Beşiktaş sezonun en keyif veren takımı... Maçları tempolu ve pozisyonlu geçiyor. Bu istek tabelaya da bol gollü sonuçlar ile yansıyor; yense de yenilse de. Ve Beşiktaş lider; yediğinden fazlasını attığı için...
Fenerbahçe ikinci; kazanıyor ama keyif vermiyor. Altısı 1-0 olmak üzere sekiz maçı tek farkla kazandı. Rakibe maçlarda 1,5 pozisyon ancak veriyor. Top rakipteyken konsantre oynuyorlar ve geriye istekli koşuyorlar. İkinci sıradalar, attıklarından fazlasını yemedikleri için.
Aynı ligin farklı oyun karakterlerindeki iki takımı, zirve için birbirlerini kovalıyorlar ve hepimize bir ironi yaşatıyorlar. Tartışma da bu noktada zaten.
"Savunma şampiyon yapar" diyenler var. Kazandığı için sistemini ve aklını doğru buluyorlar Fenerbahçe'nin.
Mourinho'nun bir anısı aklıma geldi. Inter'i çalıştırırken ortanın altı bir takıma karşı çok kötü oynayıp, 1-0 kazanmışlar.
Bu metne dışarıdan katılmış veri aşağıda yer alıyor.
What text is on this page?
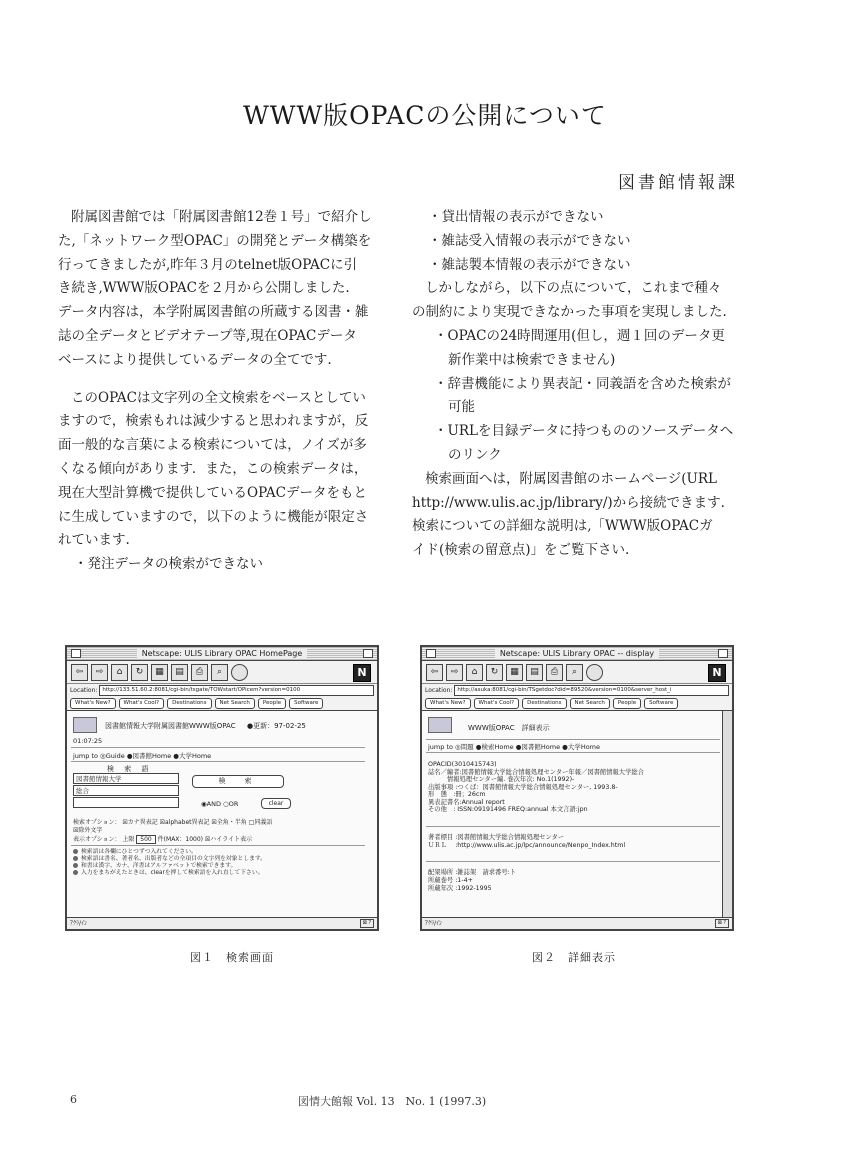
WWW版OPACの公開について
図書館情報課
附属図書館では「附属図書館12巻１号」で紹介し
た,「ネットワーク型OPAC」の開発とデータ構築を
行ってきましたが,昨年３月のtelnet版OPACに引
き続き,WWW版OPACを２月から公開しました.
データ内容は，本学附属図書館の所蔵する図書・雑
誌の全データとビデオテープ等,現在OPACデータ
ベースにより提供しているデータの全てです.
このOPACは文字列の全文検索をベースとしてい
ますので，検索もれは減少すると思われますが，反
面一般的な言葉による検索については，ノイズが多
くなる傾向があります．また，この検索データは，
現在大型計算機で提供しているOPACデータをもと
に生成していますので，以下のように機能が限定さ
れています.
・発注データの検索ができない
・貸出情報の表示ができない
・雑誌受入情報の表示ができない
・雑誌製本情報の表示ができない
しかしながら，以下の点について，これまで種々
の制約により実現できなかった事項を実現しました.
・OPACの24時間運用(但し，週１回のデータ更
新作業中は検索できません)
・辞書機能により異表記・同義語を含めた検索が
可能
・URLを目録データに持つもののソースデータへ
のリンク
検索画面へは，附属図書館のホームページ(URL
http://www.ulis.ac.jp/library/)から接続できます.
検索についての詳細な説明は,「WWW版OPACガ
イド(検索の留意点)」をご覧下さい.
Netscape: ULIS Library OPAC HomePage
⇦	⇨	⌂	↻	▦	▤	⎙	⌕	N
Location: http://133.51.60.2:8081/cgi-bin/tsgate/TOWstart/OPicem?version=0100
What's New?	What's Cool?	Destinations	Net Search	People	Software
図書館情報大学附属図書館WWW版OPAC ●更新：97-02-25
01:07:25
jump to ◎Guide ●図書館Home ●大学Home
検 索 語
図書館情報大学
総合
検　索
◉AND ○OR	clear
検索オプション： ☒カナ異表記 ☒alphabet異表記 ☒全角・半角 □同義語
☒除外文字
表示オプション： 上限 500 件(MAX：1000) ☒ハイライト表示
検索語は各欄にひとつずつ入れてください。
検索語は書名、著者名、出版者などの全項目の文字列を対象とします。
和書は漢字、カナ、洋書はアルファベットで検索できます。
入力をまちがえたときは、clearを押して検索語を入れ直して下さい。
ｱｸﾗ/ｲﾝ	⊠ ?
Netscape: ULIS Library OPAC -- display
⇦	⇨	⌂	↻	▦	▤	⎙	⌕	N
Location: http://asuka:8081/cgi-bin/TSgetdoc?did=89520&version=0100&server_host_i
What's New?	What's Cool?	Destinations	Net Search	People	Software
WWW版OPAC　詳細表示
jump to ◎問題 ●検索Home ●図書館Home ●大学Home
OPACID(3010415743)
誌名／編者:図書館情報大学総合情報処理センター年報／図書館情報大学総合
　　　情報処理センター編. 巻次年次: No.1(1992)-
出版事項 :つくば：図書館情報大学総合情報処理センター, 1993.8-
形　態　:冊；26cm
異表記書名:Annual report
その他　: ISSN:09191496 FREQ:annual 本文言語:jpn
著者標目 :図書館情報大学総合情報処理センター
ＵＲＬ　 :http://www.ulis.ac.jp/lpc/announce/Nenpo_Index.html
配架場所 :雑誌架　請求番号:ト
所蔵巻号 :1-4+
所蔵年次 :1992-1995
ｱｸﾗ/ｲﾝ	⊠ ?
図１　検索画面	図２　詳細表示
6	図情大館報 Vol. 13　No. 1 (1997.3)
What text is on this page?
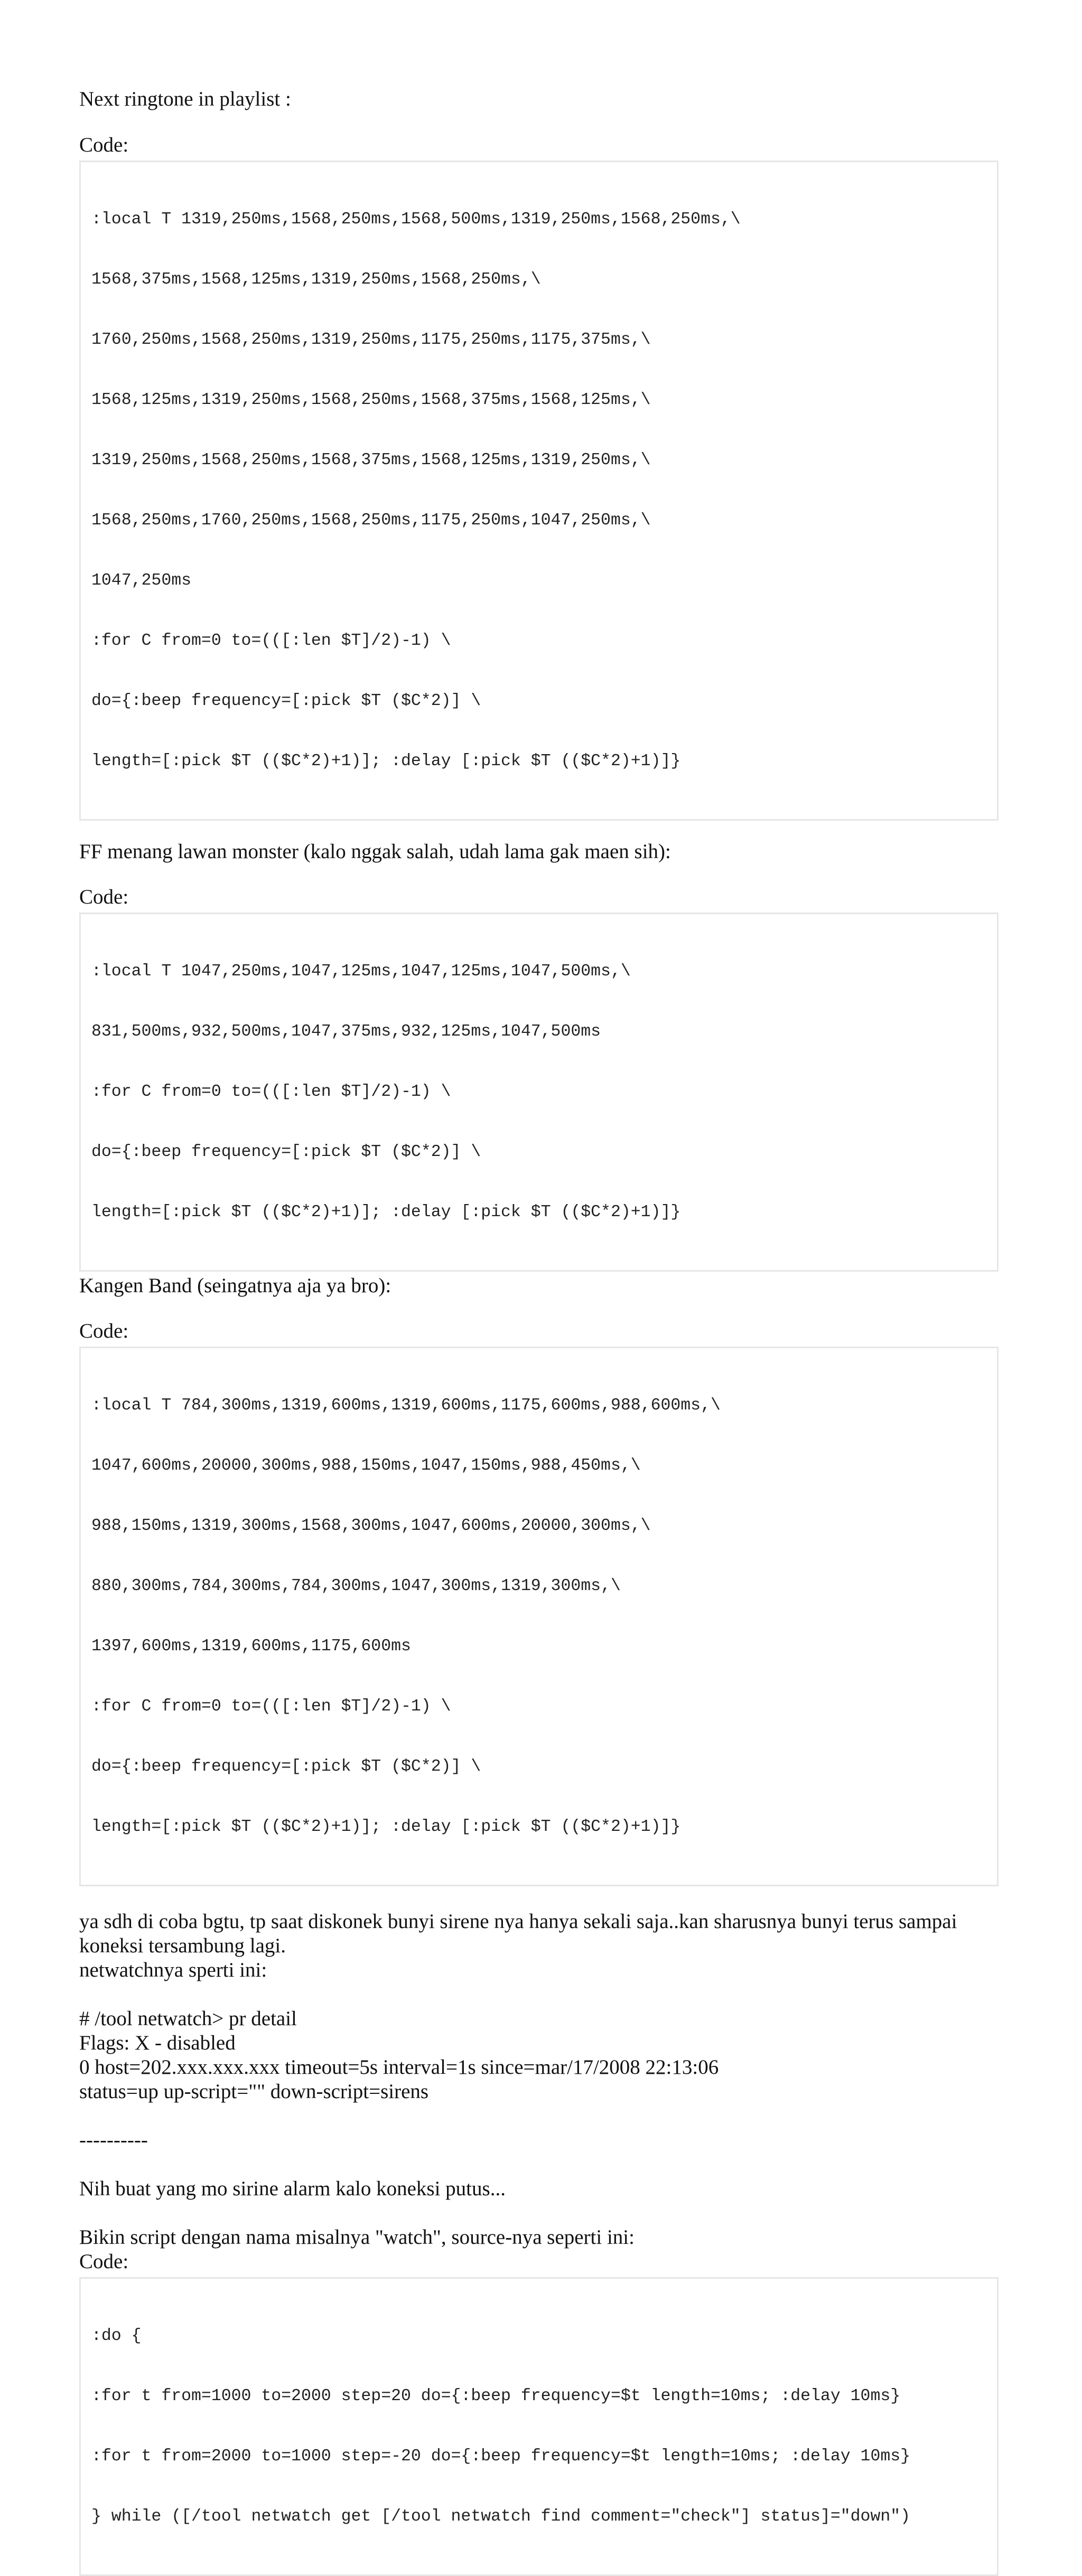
Next ringtone in playlist :

Code:

:local T 1319,250ms,1568,250ms,1568,500ms,1319,250ms,1568,250ms,\

1568,375ms,1568,125ms,1319,250ms,1568,250ms,\

1760,250ms,1568,250ms,1319,250ms,1175,250ms,1175,375ms,\

1568,125ms,1319,250ms,1568,250ms,1568,375ms,1568,125ms,\

1319,250ms,1568,250ms,1568,375ms,1568,125ms,1319,250ms,\

1568,250ms,1760,250ms,1568,250ms,1175,250ms,1047,250ms,\

1047,250ms

:for C from=0 to=(([:len $T]/2)-1) \

do={:beep frequency=[:pick $T ($C*2)] \

length=[:pick $T (($C*2)+1)]; :delay [:pick $T (($C*2)+1)]}

FF menang lawan monster (kalo nggak salah, udah lama gak maen sih):

Code:

:local T 1047,250ms,1047,125ms,1047,125ms,1047,500ms,\

831,500ms,932,500ms,1047,375ms,932,125ms,1047,500ms

:for C from=0 to=(([:len $T]/2)-1) \

do={:beep frequency=[:pick $T ($C*2)] \

length=[:pick $T (($C*2)+1)]; :delay [:pick $T (($C*2)+1)]}

Kangen Band (seingatnya aja ya bro):

Code:

:local T 784,300ms,1319,600ms,1319,600ms,1175,600ms,988,600ms,\

1047,600ms,20000,300ms,988,150ms,1047,150ms,988,450ms,\

988,150ms,1319,300ms,1568,300ms,1047,600ms,20000,300ms,\

880,300ms,784,300ms,784,300ms,1047,300ms,1319,300ms,\

1397,600ms,1319,600ms,1175,600ms

:for C from=0 to=(([:len $T]/2)-1) \

do={:beep frequency=[:pick $T ($C*2)] \

length=[:pick $T (($C*2)+1)]; :delay [:pick $T (($C*2)+1)]}

ya sdh di coba bgtu, tp saat diskonek bunyi sirene nya hanya sekali saja..kan sharusnya bunyi terus sampai koneksi tersambung lagi.

netwatchnya sperti ini:

# /tool netwatch> pr detail

Flags: X - disabled

0 host=202.xxx.xxx.xxx timeout=5s interval=1s since=mar/17/2008 22:13:06

status=up up-script="" down-script=sirens

----------

Nih buat yang mo sirine alarm kalo koneksi putus...

Bikin script dengan nama misalnya "watch", source-nya seperti ini:

Code:

:do {

:for t from=1000 to=2000 step=20 do={:beep frequency=$t length=10ms; :delay 10ms}

:for t from=2000 to=1000 step=-20 do={:beep frequency=$t length=10ms; :delay 10ms}

} while ([/tool netwatch get [/tool netwatch find comment="check"] status]="down")
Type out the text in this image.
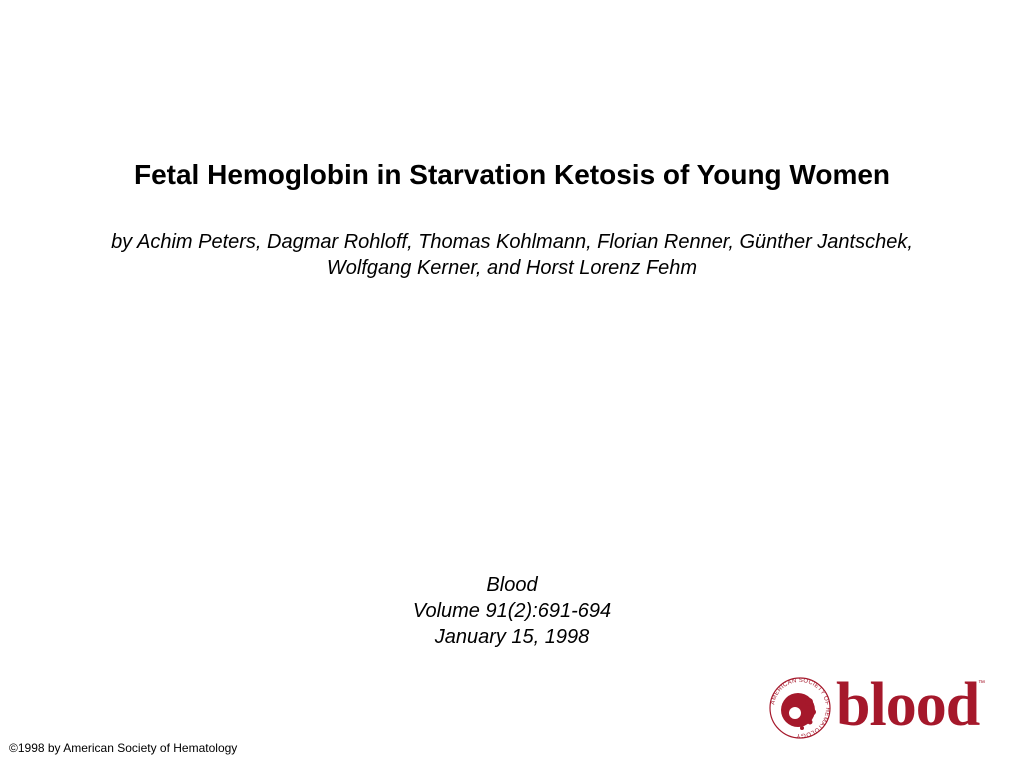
Fetal Hemoglobin in Starvation Ketosis of Young Women
by Achim Peters, Dagmar Rohloff, Thomas Kohlmann, Florian Renner, Günther Jantschek, Wolfgang Kerner, and Horst Lorenz Fehm
Blood
Volume 91(2):691-694
January 15, 1998
©1998 by American Society of Hematology
AMERICAN SOCIETY OF HEMATOLOGY blood
™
Soyunma odasında yüzü asık ve mutsuz. O sırada başkan geliyor, yüzünde gülücüklerle. "Çok kötü oynadık" diyor Mourinho, "Kazandık ya boş ver" diyor başkan.
İtalya'nın anlayışı bu... Taaa Roma döneminden beri böyle. Sonuç için plan yapıyorlar. Ama bu anlayışın İtalyan futbolunu veya ligini getirdiği yer de ortada.
"Hücum maç kazandırır" diyenler de var. Beşiktaş bu tanımın içinde mi? Dengeli bir takım olduğunu söyleyebiliriz.
Yedikleri gollerin hücum anlayışından mı, oyuncu hatasından mı olduğunu soralım. Ara transferde bir kaleci ve stoper almak istediklerine göre, cevabını bulmuşlar zaten.
Oğuz Çetin ile TRT Spor'daki Derece programında sohbet ederken, bir noktanın altını çizdi; "Beşiktaş'ı çok beğeniyoruz ama her maçı yüzde 100 ile oynuyorlar. Fenerbahçe'nin yüzde 40'ını henüz görmedik. Bu da üçüncü bölgedeki sıkıntıları kapsıyor."
Zirvenin hali "Ne olur?" sorusunun cevabı aslında bu cümlede gizli.